The Corner

Bold, Persistent Experimentation*

From a reader:

Jonah,

Excellent column.  In July 1966, Dr. Henry K. Beecher published an article in New England Journal that included 22 examples of egregious experiments that were published in the medical literature.  (Beecher, HK, “Ethics and Clinical Research,” NEJM 274: 1354-60, 1966)  Many of the experiments included people of pallor.  My favorite was the one where doctors took some melanoma from a child and transplanted it into her mother to see if they could develop treatments for her daughter.  Well, that’s what the doctors told her.  The child died the next day.  The mother died 18 months later from metastatic melanoma.  Using people for unethical experiments was quite common during the 20th century.  In fact, children were the preferable “guinea pigs” because animals were so valuable.  An excellent resource on this is Strangers at the Bedside, by David J. Rothman.  BasicBooks, 1991.
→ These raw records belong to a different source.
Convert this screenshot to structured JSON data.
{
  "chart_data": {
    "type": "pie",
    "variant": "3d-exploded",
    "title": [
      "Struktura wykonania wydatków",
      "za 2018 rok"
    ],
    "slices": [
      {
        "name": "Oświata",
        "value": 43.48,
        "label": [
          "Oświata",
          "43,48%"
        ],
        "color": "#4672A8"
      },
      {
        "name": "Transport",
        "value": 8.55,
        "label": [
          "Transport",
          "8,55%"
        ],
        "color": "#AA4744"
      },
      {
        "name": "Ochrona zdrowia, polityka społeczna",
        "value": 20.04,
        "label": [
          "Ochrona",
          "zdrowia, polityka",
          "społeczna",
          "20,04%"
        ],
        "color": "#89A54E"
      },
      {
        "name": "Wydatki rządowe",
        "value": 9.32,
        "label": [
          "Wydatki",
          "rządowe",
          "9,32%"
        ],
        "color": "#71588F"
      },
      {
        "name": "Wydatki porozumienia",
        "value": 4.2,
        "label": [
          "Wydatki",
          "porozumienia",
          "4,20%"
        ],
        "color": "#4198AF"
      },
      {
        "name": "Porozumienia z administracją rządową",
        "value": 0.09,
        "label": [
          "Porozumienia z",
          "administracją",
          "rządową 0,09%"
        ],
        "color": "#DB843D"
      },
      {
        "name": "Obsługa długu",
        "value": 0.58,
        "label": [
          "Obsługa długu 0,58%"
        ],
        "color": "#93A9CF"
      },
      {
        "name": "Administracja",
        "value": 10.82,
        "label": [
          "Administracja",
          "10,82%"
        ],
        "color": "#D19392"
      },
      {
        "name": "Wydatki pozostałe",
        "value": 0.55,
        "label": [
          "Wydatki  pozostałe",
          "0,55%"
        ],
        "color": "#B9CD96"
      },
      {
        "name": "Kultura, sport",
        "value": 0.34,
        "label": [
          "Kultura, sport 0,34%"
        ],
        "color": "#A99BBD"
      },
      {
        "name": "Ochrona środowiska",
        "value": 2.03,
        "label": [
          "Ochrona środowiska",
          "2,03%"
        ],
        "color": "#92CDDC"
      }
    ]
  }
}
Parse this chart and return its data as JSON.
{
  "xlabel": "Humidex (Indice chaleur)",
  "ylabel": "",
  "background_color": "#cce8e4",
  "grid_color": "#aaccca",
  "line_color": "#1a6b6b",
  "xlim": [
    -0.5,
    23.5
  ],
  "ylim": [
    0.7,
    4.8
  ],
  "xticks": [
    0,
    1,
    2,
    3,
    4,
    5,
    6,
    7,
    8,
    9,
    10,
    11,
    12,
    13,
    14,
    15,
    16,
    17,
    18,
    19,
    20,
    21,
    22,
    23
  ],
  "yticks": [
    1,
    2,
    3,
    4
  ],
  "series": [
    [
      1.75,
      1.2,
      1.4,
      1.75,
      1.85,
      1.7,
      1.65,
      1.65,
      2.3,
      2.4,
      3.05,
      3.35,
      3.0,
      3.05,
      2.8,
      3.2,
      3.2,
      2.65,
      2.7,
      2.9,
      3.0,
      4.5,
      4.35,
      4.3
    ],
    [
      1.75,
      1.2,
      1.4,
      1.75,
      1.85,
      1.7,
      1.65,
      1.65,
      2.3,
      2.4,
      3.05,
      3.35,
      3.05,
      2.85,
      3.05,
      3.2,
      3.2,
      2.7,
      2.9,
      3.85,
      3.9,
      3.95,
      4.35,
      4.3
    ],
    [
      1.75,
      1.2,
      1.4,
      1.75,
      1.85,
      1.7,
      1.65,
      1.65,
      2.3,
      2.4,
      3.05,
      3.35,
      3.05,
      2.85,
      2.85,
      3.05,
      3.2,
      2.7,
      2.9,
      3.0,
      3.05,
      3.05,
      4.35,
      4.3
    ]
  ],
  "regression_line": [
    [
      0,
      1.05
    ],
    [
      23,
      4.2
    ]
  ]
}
You are exactly right to lay this at the feet of progressives and “enlightened” government.  Prior to World War II, unethical experiments were fairly small scale, but after the government started pouring money into research and scientists were being propagandized as our saviors from the communists (I see Derb was well-indoctrinated), the size of those experiments took off.  The polio vaccine is an example of a huge government sponsored experiment conducted without any informed consent.  The result was good, but the means were odious.  Willowbrook in New York was another example, however, the results were not good and the means were even more odious.  I take that back about the results:  it launched Geraldo Rivera’s career.  So there was some good.